Так было вначале, а теперь, всего через недели, те же смелые призывы против царской тирании встречаются восторженным и гневным криком: рабочий университет, как крот, прокапывал невидные пути в рабочем сознании, добирался до самого сокровенного, перестраивал все на новый, невиданный лад.

Видели власти, как разрушает талочный крот вековые устои, понимали царские служаки, что не в шутку затеялось дело.

Второго июня губернатор повесил бумагу:

«Ни в городе, ни на Талке собранья отныне не разрешаю!»

Тогда спешно собрался совет рабочих депутатов в бору и постановил свое:

«Приказу губернатора не подчиняться. Собранья на Талке продолжать!»
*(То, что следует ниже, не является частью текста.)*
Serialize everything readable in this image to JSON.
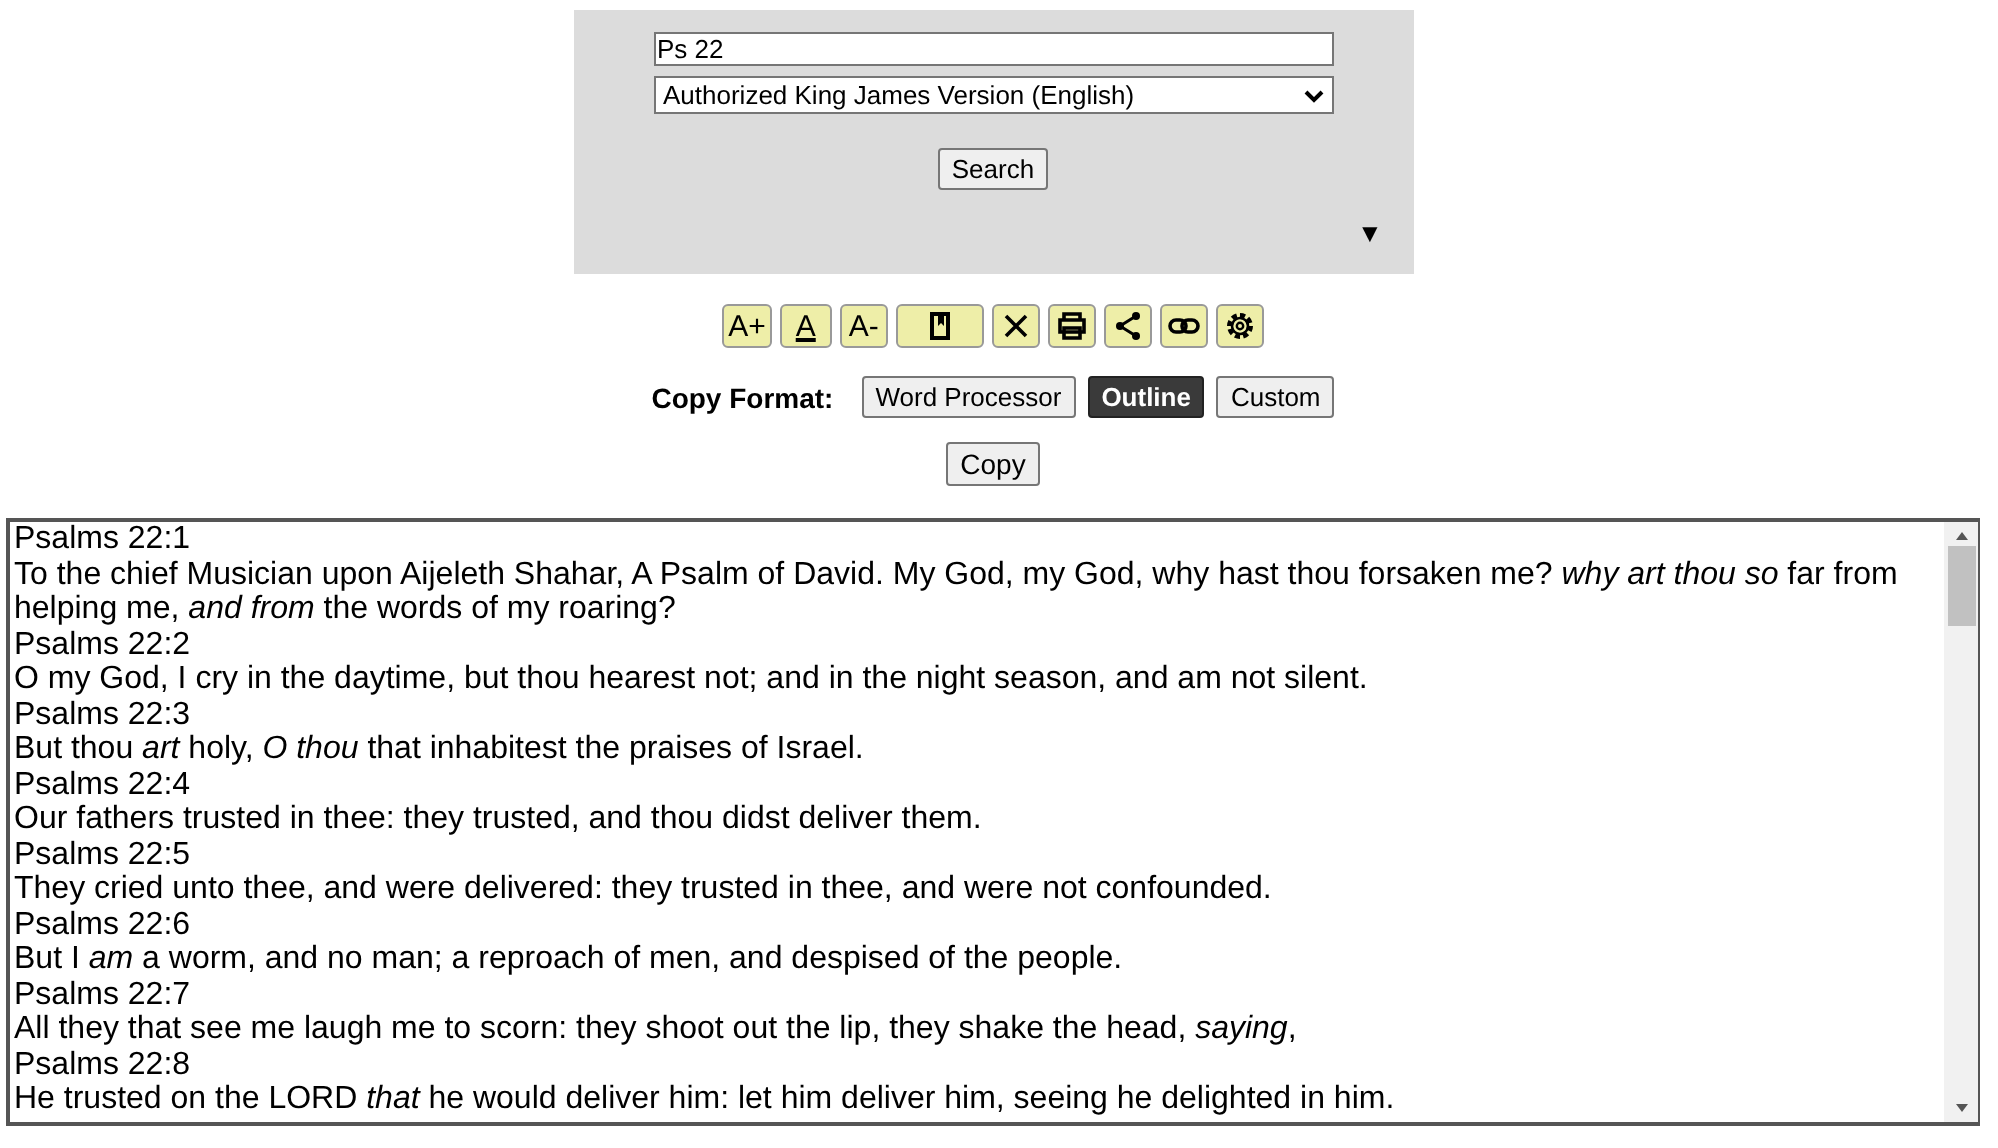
{
  "search": {
    "value": "Ps 22",
    "version": "Authorized King James Version (English)",
    "button": "Search",
    "toggle": "▼"
  },
  "toolbar": [
    {
      "kind": "text",
      "label": "A+"
    },
    {
      "kind": "underline",
      "label": "A"
    },
    {
      "kind": "text",
      "label": "A-"
    },
    {
      "kind": "book"
    },
    {
      "kind": "close"
    },
    {
      "kind": "print"
    },
    {
      "kind": "share"
    },
    {
      "kind": "link"
    },
    {
      "kind": "settings"
    }
  ],
  "copy_format": {
    "label": "Copy Format:",
    "options": [
      {
        "label": "Word Processor",
        "selected": false
      },
      {
        "label": "Outline",
        "selected": true
      },
      {
        "label": "Custom",
        "selected": false
      }
    ]
  },
  "copy_button": "Copy",
  "verses": [
    {
      "ref": "Psalms 22:1",
      "text": "To the chief Musician upon Aijeleth Shahar, A Psalm of David. My God, my God, why hast thou forsaken me? *why art thou so* far from helping me, *and from* the words of my roaring?"
    },
    {
      "ref": "Psalms 22:2",
      "text": "O my God, I cry in the daytime, but thou hearest not; and in the night season, and am not silent."
    },
    {
      "ref": "Psalms 22:3",
      "text": "But thou *art* holy, *O thou* that inhabitest the praises of Israel."
    },
    {
      "ref": "Psalms 22:4",
      "text": "Our fathers trusted in thee: they trusted, and thou didst deliver them."
    },
    {
      "ref": "Psalms 22:5",
      "text": "They cried unto thee, and were delivered: they trusted in thee, and were not confounded."
    },
    {
      "ref": "Psalms 22:6",
      "text": "But I *am* a worm, and no man; a reproach of men, and despised of the people."
    },
    {
      "ref": "Psalms 22:7",
      "text": "All they that see me laugh me to scorn: they shoot out the lip, they shake the head, *saying*,"
    },
    {
      "ref": "Psalms 22:8",
      "text": "He trusted on the LORD *that* he would deliver him: let him deliver him, seeing he delighted in him."
    }
  ]
}
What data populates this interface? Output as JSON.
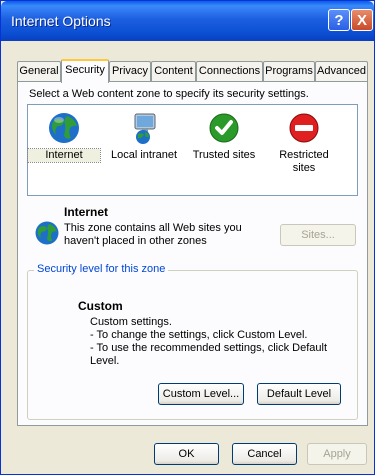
{
  "window": {
    "title": "Internet Options",
    "help_glyph": "?",
    "close_glyph": "X"
  },
  "tabs": [
    {
      "label": "General",
      "active": false
    },
    {
      "label": "Security",
      "active": true
    },
    {
      "label": "Privacy",
      "active": false
    },
    {
      "label": "Content",
      "active": false
    },
    {
      "label": "Connections",
      "active": false
    },
    {
      "label": "Programs",
      "active": false
    },
    {
      "label": "Advanced",
      "active": false
    }
  ],
  "security": {
    "instruction": "Select a Web content zone to specify its security settings.",
    "zones": [
      {
        "label": "Internet",
        "icon": "globe-icon",
        "selected": true
      },
      {
        "label": "Local intranet",
        "icon": "monitor-globe-icon",
        "selected": false
      },
      {
        "label": "Trusted sites",
        "icon": "checkmark-icon",
        "selected": false
      },
      {
        "label": "Restricted sites",
        "icon": "no-entry-icon",
        "selected": false
      }
    ],
    "zone_info": {
      "title": "Internet",
      "line1": "This zone contains all Web sites you",
      "line2": "haven't placed in other zones",
      "sites_button": "Sites..."
    },
    "level_group": {
      "legend": "Security level for this zone",
      "level_name": "Custom",
      "desc_line1": "Custom settings.",
      "desc_line2": "- To change the settings, click Custom Level.",
      "desc_line3": "- To use the recommended settings, click Default Level.",
      "custom_level_button": "Custom Level...",
      "default_level_button": "Default Level"
    }
  },
  "footer": {
    "ok": "OK",
    "cancel": "Cancel",
    "apply": "Apply"
  },
  "colors": {
    "titlebar": "#0a5ce8",
    "window_bg": "#ece9d8",
    "tab_highlight": "#ffc73c",
    "group_legend": "#0046d5"
  }
}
Схлестнулись лицом к лицу два суровых решенья: эта стычка даром пройти не могла.

Раннее утро 3 июня. Теплы и тихи июньские дни. Хорошо на талочном зеленом берегу. Хорошо у бора, где густы и пряны запахи высоких трав. Хорошо в бору, где расплылась над травами, над хвоей щекотная прохлада леса. На этот раз собирались под самым бором: с высокого берега, с луга мостиком перебирались над журчливой Талкой к опушке. И рассаживались грудками по траве. Митинг не открывали – ждали, когда подойдут новые тысячи. С Хуторова, с Ям, от вокзала шли рабочие, примыкали к тем, что ждали у бора, все новыми кучками засыпали поляну, снижались к реке. Что-то дрогнуло вдалеке и заколыхалось черной широкой тенью.

Вон она ближе, строже тень, вот из облачка изумрудной пыли выскочила отчетливая казацкая кавалькада: казаки путь держали к Талке.

Рабочие, как были, остались сидеть на полянке. Около самого бора члены совета сбились крепкой взволнованной кучкой.

На берегу, переливаясь желчью, пестрели, суматошились лампасы астраханцев. С астраханцами впереди Кожеловский – полицмейстер. Казаки чуть замялись над речкою, но, видимо, все было сговорено ранее: торопливо спустили коней вниз, перемахнули мелководную тихоструйную Талку, вырвались на поляну к рабочим; те сидели и стояли, чуть оторопелые. Да и что в этом казачьем визите опасного, когда на управской площади все собранья проходили в казачьем и в драгунском кольце?

Вдруг Кожеловский высоко и резко крякнул три раза взапал:

– Разойдись!

И не успели понять рабочие, что кричит полицмейстер, как выхватил он шашку, блеснул над головой и кинулся к грудкам безоружных. Казаки гикнули, кинулись вослед.

Тогда только и рабочие повскакали, кинулись врассыпную. Те, что были у самого бора, юркнули меж деревьев, помчали по лесу, – их не могли достичь казацкие шашки, им вослед казаки открыли огонь.

Но главная драма там – у насыпи, на открытом песчаном взгорье, куда побежала масса рабочих. Казаки, как дьяволы, метались по всем направлениям, стреляли прямо в густую толпу, наскакивали и мяли бегущих под конями, махали шашками, резко свистели смолеными нагайками.

Тех, что падали убитые и раненые, никто не собирал – и через них и по ним скакали озверелые от крови казаки.

Часть отбитых с насыпи окружили и загнали вновь на поляну; скоро их прогнали в тюрьму.

В ужасе неслись рабочие через насыпь на город. Страданьем и гневом искажены лица. Страстная месть загоралась в глазах. Бешеным потоком хлестали они по улицам, вырывали, сбивали телеграфные столбы, рвали провода, а потом, ввечеру, стреляли на постах в городовых и по жандармам, зажгли на Ямах Гандуринскую ситцевую, склад фабриканта Гарелина… Скоро запылали в окрестностях фабрикантские дачи – Бурылинская, Фокина, Дербенева.